Electrochemical Method
With good dispersibility, nano zirconia crystal nuclei can be prepared electrochemically. Tetragonal nano zirconia crystals can be produced after heat treatment. The powder has an average primary particle size of 7.6 nm. It has not, however, been put into factory production and is only available in the laboratory currently.
New Technique of Impingement Flow Tube Reaction
In contrast to the conventional method, this method employs impinging flow feed and a high-efficiency micro-mixing tubular reactor; the latter's distinctive design prevents back-mixing, strengthens the process's micro-mixing, and achieves uniform nucleation. The process is simple to control, which enhances its controllability. It is possible to produce nano-zirconia powder with a very narrow particle size distribution using this process, which produces ultra-fine zirconia powder with an average particle size of about 14 nm, which is fluffy after drying and calcining without any hard agglomeration. The technique is straightforward to use and is suitable for large-scale industrial production.
High-Temperature Spray Pyrolysis Method
In order to produce ZrO2 powders with uniform particles, high activity, and a particularly narrow particle size distribution, this method combines the spray drying and decomposition synthesis processes. This streamlines the process and reduces the aggregation of powders during the synthesis process.
Freeze-Drying Method
To create a well-dispersed powder, the appropriate salt solution must first be atomized, quickly frozen to create the powder, quickly desolved, and then converted into highly active ZrO2 at a low temperature. ZrO2 powder produced using this method is superior to powder produced using any other method, but it also has obvious drawbacks, including expensive and complicated equipment and a challenging and complicated solution preparation process.
Explosion Method
The explosion method is a recent innovation in technology. Its ability to quickly produce nanocrystals and create zirconia powder with incredibly small particle sizes are the advantages. Its excessively large temperature gradient, however, requires a lot of energy.
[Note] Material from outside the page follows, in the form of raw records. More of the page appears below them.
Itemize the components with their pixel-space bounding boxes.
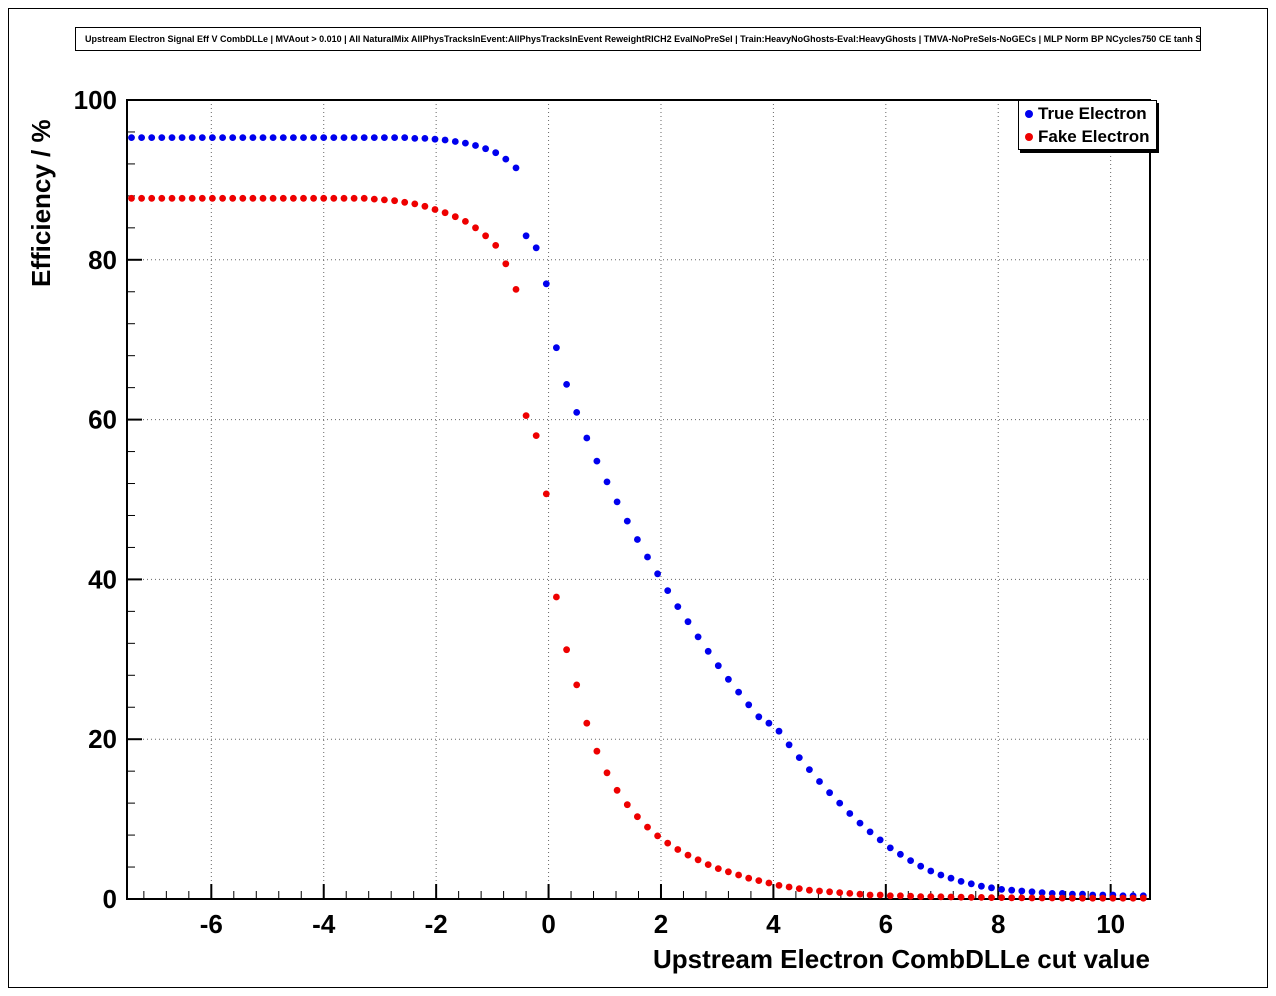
plot-frame bbox=[126, 99, 1151, 900]
x-axis-label: Upstream Electron CombDLLe cut value bbox=[653, 944, 1150, 974]
x-tick-label: 8 bbox=[991, 909, 1005, 939]
x-tick-label: 2 bbox=[654, 909, 668, 939]
legend-label-fake-electron: Fake Electron bbox=[1038, 126, 1150, 146]
axis-ticks bbox=[127, 99, 1134, 900]
y-tick-label: 20 bbox=[88, 724, 117, 754]
fake-electron-marker-icon bbox=[1025, 132, 1033, 141]
plot-title: Upstream Electron Signal Eff V CombDLLe … bbox=[75, 27, 1201, 51]
y-tick-label: 40 bbox=[88, 564, 117, 594]
series-points-fake-electron bbox=[128, 194, 1147, 902]
x-tick-label: -4 bbox=[312, 909, 336, 939]
legend-label-true-electron: True Electron bbox=[1038, 103, 1147, 123]
legend-item-fake-electron: Fake Electron bbox=[1019, 125, 1156, 148]
grid-lines bbox=[127, 100, 1150, 899]
y-tick-label: 60 bbox=[88, 405, 117, 435]
x-tick-label: 4 bbox=[766, 909, 781, 939]
y-axis-label: Efficiency / % bbox=[26, 119, 56, 287]
series-points-true-electron bbox=[128, 134, 1147, 900]
x-tick-label: 6 bbox=[879, 909, 893, 939]
x-tick-label: 0 bbox=[541, 909, 555, 939]
x-tick-label: 10 bbox=[1096, 909, 1125, 939]
y-tick-label: 0 bbox=[103, 884, 117, 914]
legend: True Electron Fake Electron bbox=[1018, 100, 1157, 150]
x-tick-label: -2 bbox=[425, 909, 448, 939]
true-electron-marker-icon bbox=[1025, 109, 1033, 118]
x-tick-label: -6 bbox=[200, 909, 223, 939]
y-tick-label: 100 bbox=[74, 85, 117, 115]
y-tick-label: 80 bbox=[88, 245, 117, 275]
legend-item-true-electron: True Electron bbox=[1019, 102, 1156, 125]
Solid Phase Suspension Grinding Method
The raw materials are ground and stirred, and then crushed into nanoparticles primarily using the rotation and vibration of the ball mill. The solid phase reactants are suspended in the liquid phase and are encapsulated in microemulsion micelles during the milling process. With this approach, the flaw of an incorrect stoichiometric ratio in a liquid phase reaction is overcome, and the issue of poor reaction uniformity in a straightforward solid phase reaction is resolved.
Sol-Gel Method
In terms of raw materials, the precipitant method and the hydrolysis method are comparable to the sol-gel method. The sol-gel method can be used to create spherical nano-ceramic particles with a particle size that can reach submicron levels or even smaller. The particles have an equiaxed spherical shape, and there are no aggregates. The purity is high, the chemical composition is consistent, and the size distribution is narrow. It is clear that the sol-gel method is currently the most effective and valuable way to make powder. However, as a result of the high cost of the raw materials, it is not feasible for use in mass production.